Other common holiday plants include mistletoe. Thankfully, the American type (vs. European mistletoe) is only mildly toxic. To be safe, hang it up high (wink, wink) so your pets don’t chew on it. Here, a list of poisonous or non-toxic plants.

Tinsel, ribbon and string 
If you have cats, absolutely no tinsel, ribbon or string on the Christmas true or on the presents! While these stringy decorations aren’t poisonous, they can get stuck underneath your cat’s tongue or in the stomach, resulting in a life-threatening infection in the abdomen (e.g., septic peritonitis).

Liquid potpourri
If you have it simmering in your house, keep it out of reach of your curious cats. Liquid potpourri contain chemicals called cationic detergents, and when ingested by cats, it can result in severe chemical burns in the mouth, fever, difficulty breathing and tremors. Dogs are not as sensitive to the chemicals, but its best to keep potpourri out of their reach to avoid a burn also.

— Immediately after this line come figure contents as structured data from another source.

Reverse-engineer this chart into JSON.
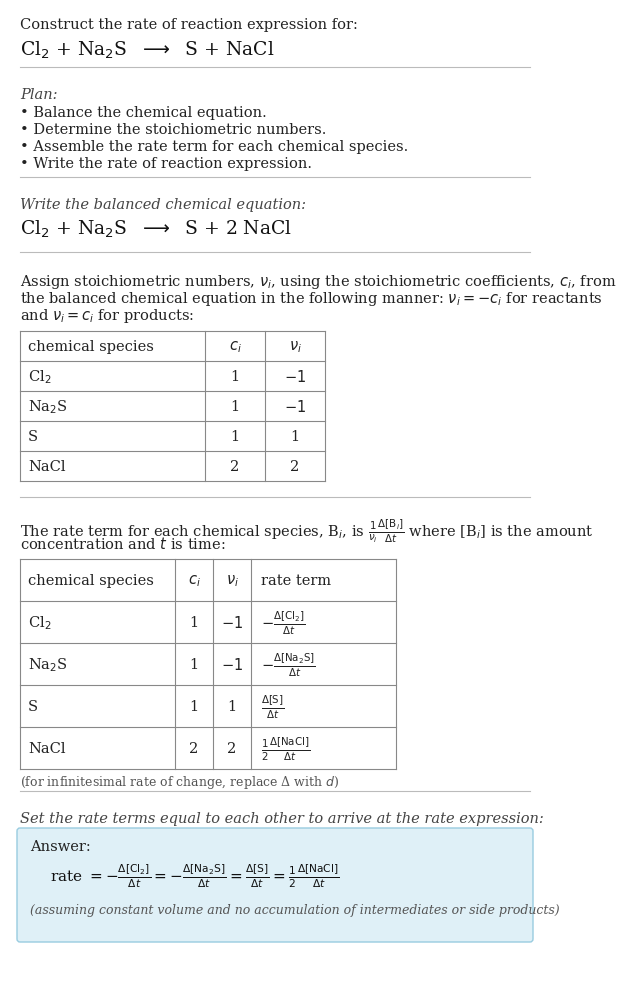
{
  "bg_color": "#ffffff",
  "answer_bg": "#dff0f7",
  "answer_border": "#99cce0",
  "fs": 10.5,
  "fs_small": 9.0,
  "fs_eq": 13.5,
  "title": "Construct the rate of reaction expression for:",
  "eq_unbalanced": "Cl$_2$ + Na$_2$S  $\\longrightarrow$  S + NaCl",
  "plan_header": "Plan:",
  "plan_items": [
    "• Balance the chemical equation.",
    "• Determine the stoichiometric numbers.",
    "• Assemble the rate term for each chemical species.",
    "• Write the rate of reaction expression."
  ],
  "balanced_header": "Write the balanced chemical equation:",
  "eq_balanced": "Cl$_2$ + Na$_2$S  $\\longrightarrow$  S + 2 NaCl",
  "stoich_para": [
    "Assign stoichiometric numbers, $\\nu_i$, using the stoichiometric coefficients, $c_i$, from",
    "the balanced chemical equation in the following manner: $\\nu_i = -c_i$ for reactants",
    "and $\\nu_i = c_i$ for products:"
  ],
  "t1_headers": [
    "chemical species",
    "$c_i$",
    "$\\nu_i$"
  ],
  "t1_rows": [
    [
      "Cl$_2$",
      "1",
      "$-1$"
    ],
    [
      "Na$_2$S",
      "1",
      "$-1$"
    ],
    [
      "S",
      "1",
      "1"
    ],
    [
      "NaCl",
      "2",
      "2"
    ]
  ],
  "rate_para": [
    "The rate term for each chemical species, B$_i$, is $\\frac{1}{\\nu_i}\\frac{\\Delta[\\mathrm{B}_i]}{\\Delta t}$ where [B$_i$] is the amount",
    "concentration and $t$ is time:"
  ],
  "t2_headers": [
    "chemical species",
    "$c_i$",
    "$\\nu_i$",
    "rate term"
  ],
  "t2_rows": [
    [
      "Cl$_2$",
      "1",
      "$-1$",
      "$-\\frac{\\Delta[\\mathrm{Cl_2}]}{\\Delta t}$"
    ],
    [
      "Na$_2$S",
      "1",
      "$-1$",
      "$-\\frac{\\Delta[\\mathrm{Na_2S}]}{\\Delta t}$"
    ],
    [
      "S",
      "1",
      "1",
      "$\\frac{\\Delta[\\mathrm{S}]}{\\Delta t}$"
    ],
    [
      "NaCl",
      "2",
      "2",
      "$\\frac{1}{2}\\frac{\\Delta[\\mathrm{NaCl}]}{\\Delta t}$"
    ]
  ],
  "infin_note": "(for infinitesimal rate of change, replace Δ with $d$)",
  "set_rate_text": "Set the rate terms equal to each other to arrive at the rate expression:",
  "answer_label": "Answer:",
  "answer_eq": "rate $= -\\frac{\\Delta[\\mathrm{Cl_2}]}{\\Delta t} = -\\frac{\\Delta[\\mathrm{Na_2S}]}{\\Delta t} = \\frac{\\Delta[\\mathrm{S}]}{\\Delta t} = \\frac{1}{2}\\frac{\\Delta[\\mathrm{NaCl}]}{\\Delta t}$",
  "answer_note": "(assuming constant volume and no accumulation of intermediates or side products)"
}
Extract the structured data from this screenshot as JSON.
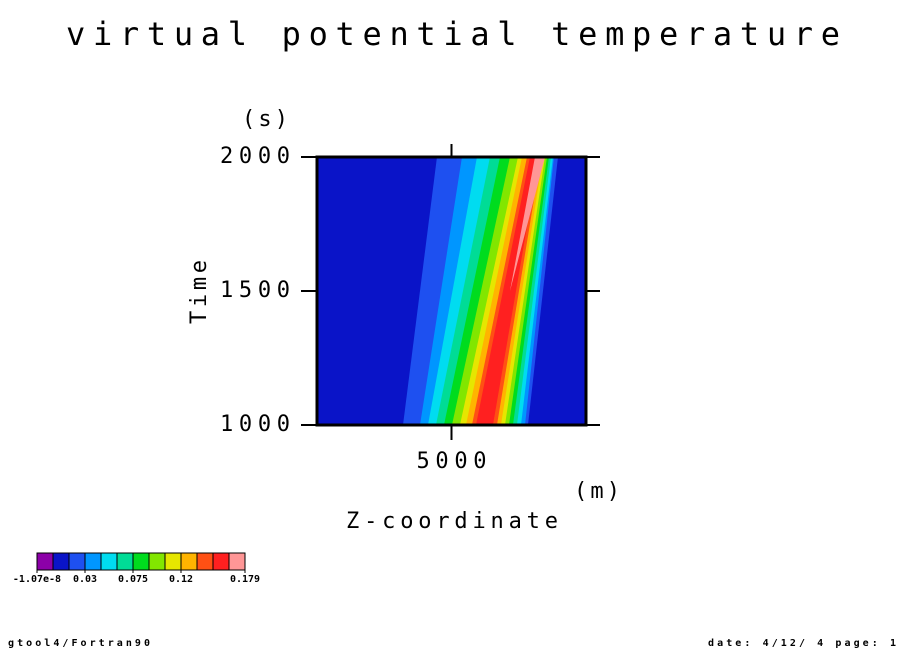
{
  "chart_data": {
    "type": "contour",
    "title": "virtual potential temperature",
    "xlabel": "Z-coordinate",
    "xunit": "(m)",
    "ylabel": "Time",
    "yunit": "(s)",
    "xlim": [
      0,
      10000
    ],
    "xticks": [
      5000
    ],
    "ylim": [
      1000,
      2000
    ],
    "yticks": [
      1000,
      1500,
      2000
    ],
    "background_level": 1,
    "colors": [
      "#8c00a8",
      "#0a14c8",
      "#1e50f0",
      "#0096ff",
      "#00dcf0",
      "#00dc96",
      "#00dc1e",
      "#82e600",
      "#e6e600",
      "#ffb400",
      "#ff5014",
      "#ff2020",
      "#ff9696"
    ],
    "levels": [
      -1.07e-08,
      0.01,
      0.02,
      0.03,
      0.045,
      0.06,
      0.075,
      0.09,
      0.105,
      0.12,
      0.135,
      0.15,
      0.165,
      0.179
    ],
    "colorbar_ticks": [
      {
        "value": -1.07e-08,
        "label": "-1.07e-8"
      },
      {
        "value": 0.03,
        "label": "0.03"
      },
      {
        "value": 0.075,
        "label": "0.075"
      },
      {
        "value": 0.12,
        "label": "0.12"
      },
      {
        "value": 0.179,
        "label": "0.179"
      }
    ],
    "regions": [
      {
        "t": [
          1000,
          2000
        ],
        "left": [
          3197,
          4460
        ],
        "right": [
          7843,
          8958
        ]
      },
      {
        "t": [
          1000,
          2000
        ],
        "left": [
          3829,
          5390
        ],
        "right": [
          7732,
          8809
        ]
      },
      {
        "t": [
          1000,
          2000
        ],
        "left": [
          4126,
          5947
        ],
        "right": [
          7583,
          8772
        ]
      },
      {
        "t": [
          1000,
          2000
        ],
        "left": [
          4423,
          6430
        ],
        "right": [
          7434,
          8698
        ]
      },
      {
        "t": [
          1000,
          2000
        ],
        "left": [
          4721,
          6802
        ],
        "right": [
          7285,
          8624
        ]
      },
      {
        "t": [
          1000,
          2000
        ],
        "left": [
          5018,
          7174
        ],
        "right": [
          7137,
          8549
        ]
      },
      {
        "t": [
          1000,
          2000
        ],
        "left": [
          5315,
          7471
        ],
        "right": [
          6988,
          8475
        ]
      },
      {
        "t": [
          1000,
          2000
        ],
        "left": [
          5538,
          7620
        ],
        "right": [
          6839,
          8400
        ]
      },
      {
        "t": [
          1000,
          2000
        ],
        "left": [
          5761,
          7806
        ],
        "right": [
          6691,
          8326
        ]
      },
      {
        "t": [
          1000,
          2000
        ],
        "left": [
          5910,
          7917
        ],
        "right": [
          6542,
          8252
        ]
      },
      {
        "t": [
          1500,
          2000
        ],
        "left": [
          7174,
          8103
        ],
        "right": [
          7174,
          8475
        ]
      }
    ]
  },
  "footer": {
    "left": "gtool4/Fortran90",
    "right": "date: 4/12/ 4 page: 1"
  }
}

When in doubt, be aware of these very common holiday dangers to avoid in dogs and cats. The more you can pet-proof your house during the holidays, the less stressful it is for both the two-legged and four-legged family members.  And more importantly, you can save that ER visit bill for gifts for your pets instead!

Also keep in mind that if you think your dog or cat ate something poisonous, contact your veterinarian, AERC or the ASPCA Animal Poison Control Center (1-888-426-4435) right away for 24/7 care. That’s because the sooner you diagnose a poisoning situation, the less expensive it will be for you and the easier it will be to treat!